Those who know me know that I like finding patterns, and I happen to have a knack for it. Most of the time, a pattern is a good thing to recognize. Scientists look for patterns in nature and run experiments to learn if they always hold true. Media/marketing professionals look for patterns in what consumers like and try to deliver more of the same. Doctors tracking an emergent disease look for patterns of symptoms and use them to diagnose new patients; then they do the same thing to recommend effective treatment.
For the flooring that covers this house’s first floor, it was the exact opposite: I wanted to AVOID making a pattern. Our goal is a rustic farmhouse look with floorboards whose placement appears random. Anything repetitive was a no-no: no joints side by side, no large areas without a joint, no sequences of equal staggers (aka “stair steps”), no groups of equal-length boards. At the same time, I had to balance the limited selection of floorboard sizes we had (eight lengths between 2 feet and 6 feet, all in different proportions) and finish each row with as little wasted material as possible.

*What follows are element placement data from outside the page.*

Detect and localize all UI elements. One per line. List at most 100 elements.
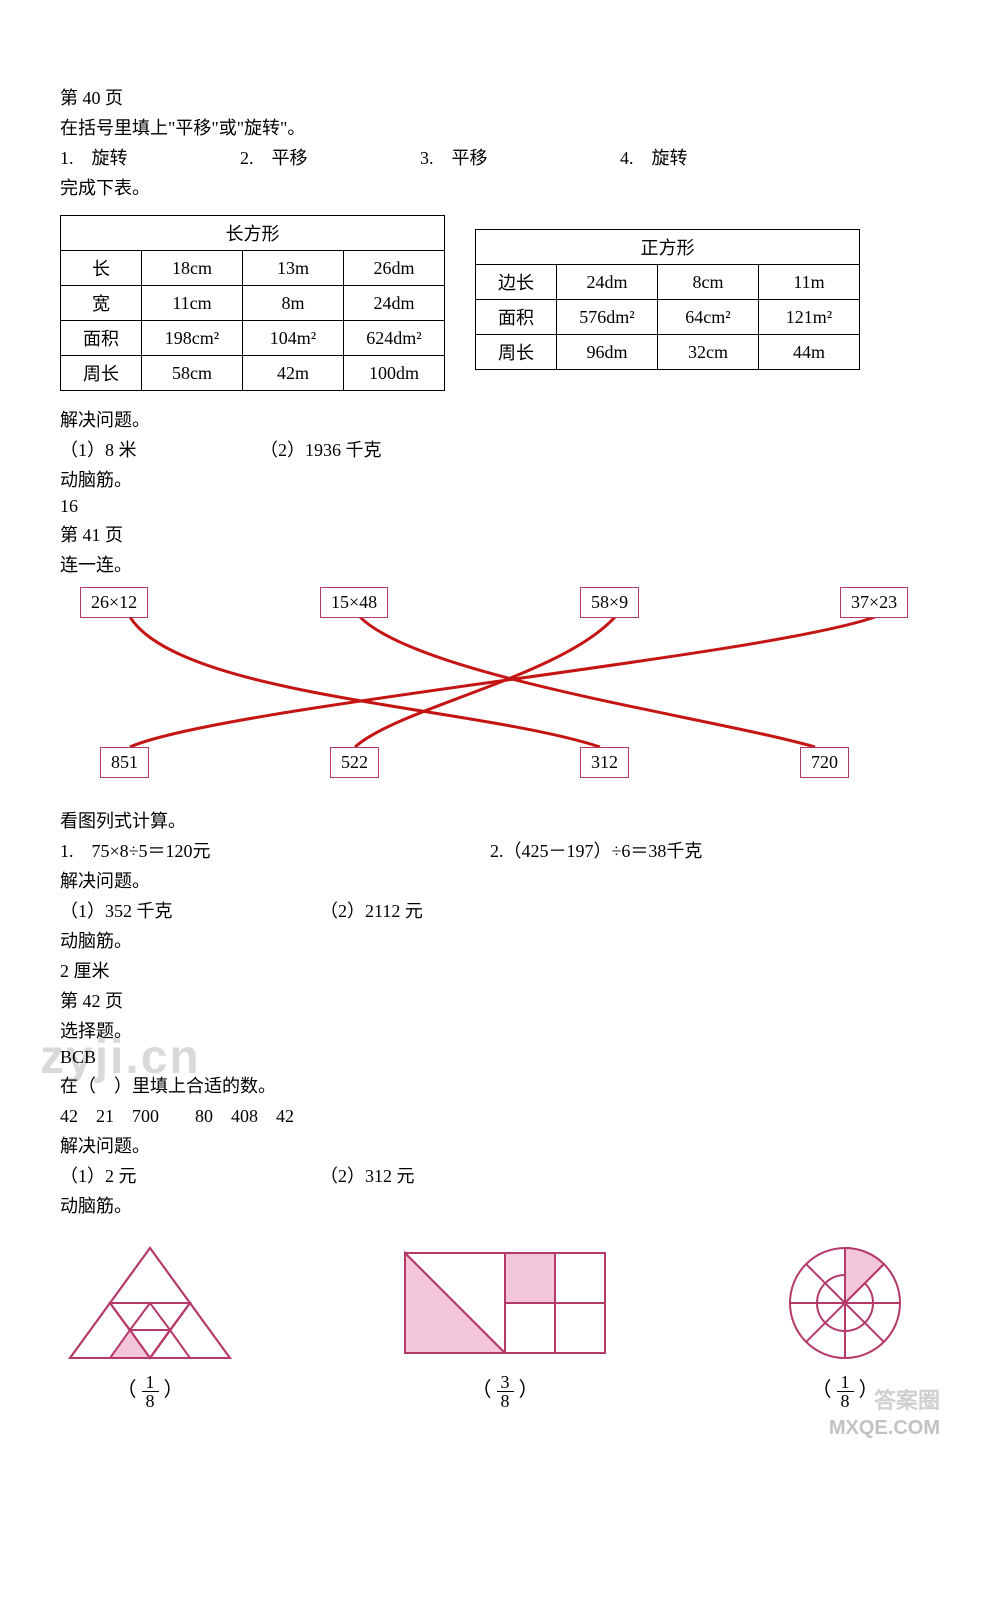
p42-fill-h: 在（ ）里填上合适的数。 (60, 1072, 940, 1098)
rect-table: 长方形 长 18cm 13m 26dm 宽 11cm 8m 24dm 面积 19… (60, 215, 445, 391)
ans1-n: 1. (60, 148, 74, 168)
calc1: 75×8÷5＝120元 (92, 841, 211, 861)
p42-solve-row: （1）2 元 （2）312 元 (60, 1162, 940, 1188)
frac-d: 8 (497, 1392, 514, 1410)
rc: 宽 (61, 286, 142, 321)
rc: 11cm (142, 286, 243, 321)
shape-triangle: （ 18 ） (60, 1238, 240, 1410)
ans1-v: 旋转 (92, 148, 128, 168)
circle-icon (770, 1238, 920, 1368)
ans2-v: 平移 (272, 148, 308, 168)
watermark-2b: MXQE.COM (829, 1417, 940, 1440)
match-edge (360, 617, 815, 747)
match-bot-0: 851 (100, 747, 149, 778)
p40-solve-h: 解决问题。 (60, 406, 940, 432)
sc: 周长 (476, 335, 557, 370)
p42-mc-h: 选择题。 (60, 1017, 940, 1043)
frac-label: （ 18 ） (770, 1373, 920, 1410)
p40-solve2: （2）1936 千克 (260, 436, 382, 462)
rect-icon (395, 1238, 615, 1368)
frac-n: 3 (497, 1373, 514, 1392)
rc: 58cm (142, 356, 243, 391)
frac-d: 8 (142, 1392, 159, 1410)
page41-heading: 第 41 页 (60, 521, 940, 547)
page40-answers: 1. 旋转 2. 平移 3. 平移 4. 旋转 (60, 144, 940, 170)
rc: 24dm (344, 286, 445, 321)
ans4-n: 4. (620, 148, 634, 168)
sc: 44m (759, 335, 860, 370)
shape-circle: （ 18 ） (770, 1238, 920, 1410)
calc1-n: 1. (60, 841, 74, 861)
ans4-v: 旋转 (652, 148, 688, 168)
frac-n: 1 (142, 1373, 159, 1392)
shapes-row: （ 18 ） （ 38 ） (60, 1238, 920, 1410)
calc2: （425－197）÷6＝38千克 (504, 841, 703, 861)
rc: 42m (243, 356, 344, 391)
sq-table: 正方形 边长 24dm 8cm 11m 面积 576dm² 64cm² 121m… (475, 229, 860, 370)
rc: 18cm (142, 251, 243, 286)
rect-title: 长方形 (61, 216, 445, 251)
rc: 周长 (61, 356, 142, 391)
p42-brain-h: 动脑筋。 (60, 1192, 940, 1218)
p41-calc-row: 1. 75×8÷5＝120元 2.（425－197）÷6＝38千克 (60, 837, 940, 863)
calc2-n: 2. (490, 841, 504, 861)
p41-solve-h: 解决问题。 (60, 867, 940, 893)
rc: 8m (243, 286, 344, 321)
p42-fill-v: 42 21 700 80 408 42 (60, 1102, 940, 1128)
ans3-n: 3. (420, 148, 434, 168)
p41-calc-h: 看图列式计算。 (60, 807, 940, 833)
ans3-v: 平移 (452, 148, 488, 168)
sc: 121m² (759, 300, 860, 335)
sc: 面积 (476, 300, 557, 335)
rc: 624dm² (344, 321, 445, 356)
shape-rect: （ 38 ） (395, 1238, 615, 1410)
p40-brain-h: 动脑筋。 (60, 466, 940, 492)
sc: 96dm (557, 335, 658, 370)
triangle-icon (60, 1238, 240, 1368)
match-top-0: 26×12 (80, 587, 148, 618)
sc: 576dm² (557, 300, 658, 335)
sc: 64cm² (658, 300, 759, 335)
page41-instr: 连一连。 (60, 551, 940, 577)
rc: 198cm² (142, 321, 243, 356)
frac-label: （ 38 ） (395, 1373, 615, 1410)
p42-solve1: （1）2 元 (60, 1162, 320, 1188)
p40-solve-row: （1）8 米 （2）1936 千克 (60, 436, 940, 462)
page42-heading: 第 42 页 (60, 987, 940, 1013)
p42-solve2: （2）312 元 (320, 1162, 415, 1188)
p41-solve1: （1）352 千克 (60, 897, 320, 923)
p40-solve1: （1）8 米 (60, 436, 260, 462)
match-bot-1: 522 (330, 747, 379, 778)
match-top-1: 15×48 (320, 587, 388, 618)
ans2-n: 2. (240, 148, 254, 168)
rc: 13m (243, 251, 344, 286)
page40-heading: 第 40 页 (60, 84, 940, 110)
rc: 100dm (344, 356, 445, 391)
p41-solve-row: （1）352 千克 （2）2112 元 (60, 897, 940, 923)
sc: 11m (759, 265, 860, 300)
rc: 面积 (61, 321, 142, 356)
match-edge (130, 617, 875, 747)
p41-brain-h: 动脑筋。 (60, 927, 940, 953)
p42-solve-h: 解决问题。 (60, 1132, 940, 1158)
page40-instr1: 在括号里填上"平移"或"旋转"。 (60, 114, 940, 140)
p42-mc-v: BCB (60, 1047, 940, 1068)
sc: 8cm (658, 265, 759, 300)
rc: 长 (61, 251, 142, 286)
sc: 边长 (476, 265, 557, 300)
match-bot-2: 312 (580, 747, 629, 778)
tables-row: 长方形 长 18cm 13m 26dm 宽 11cm 8m 24dm 面积 19… (60, 215, 940, 391)
sc: 32cm (658, 335, 759, 370)
match-top-2: 58×9 (580, 587, 639, 618)
sq-title: 正方形 (476, 230, 860, 265)
frac-n: 1 (837, 1373, 854, 1392)
rc: 104m² (243, 321, 344, 356)
p40-brain-v: 16 (60, 496, 940, 517)
match-top-3: 37×23 (840, 587, 908, 618)
match-diagram: 26×12 15×48 58×9 37×23 851 522 312 720 (60, 587, 940, 787)
match-bot-3: 720 (800, 747, 849, 778)
frac-label: （ 18 ） (60, 1373, 240, 1410)
p41-brain-v: 2 厘米 (60, 957, 940, 983)
page40-instr2: 完成下表。 (60, 174, 940, 200)
frac-d: 8 (837, 1392, 854, 1410)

Ironically, if I laid down the floorboards haphazardly, the result wouldn’t look haphazard at all: I’d inadvertently violate the no-nos and localized patterns would emerge. It turns out the ability to recognize a pattern is key to preventing one. Anybody can do it, and I think anybody can enjoy the process if given enough time. But we like to work fast, and among our crew I had the greatest facility to find an eye-pleasing arrangement.

Laying out the last few rows in the living room. In the foreground is a selection of floorboard sizes.
So I (and near the end, Carson) took charge of laying out the floorboards ahead of Colin and Terry, who fit them tongue-to-groove and stapled them down flush. Our activities left very little downtime – I could always open the next box of floorboard pieces, or measure and cut the finisher board for the current row, or staple down the next layer of red rosin paper which underlays the flooring to prevent squeakiness. Between our working efficiency and the generous width of the boards, we blazed through the job, flooring the entire first floor in two and a half days.
One thing I didn’t do was operate the pneumatic flooring stapler. The stapler is a specialized tool that Terry rented for the installation. It hooks onto the tongue of the floorboard and lodges a long staple into the plywood below, for a connection that’s hidden when complete and very, very hard to remove. We only ever had to remove one board, when we noticed too late that we’d missed some staples in the previous row. Where Terry didn’t have enough space to bop the stapler, he secured the flooring with finish nails, which are exposed but almost invisibly small.
Of all the work we’ve done since we moved to the interior, laying the floor has been my favorite, hands down. It was creative and fast-paced, with only a little bit of annoyance to wedge in the last pieces of each room. And wow, the finished product looks magnificent.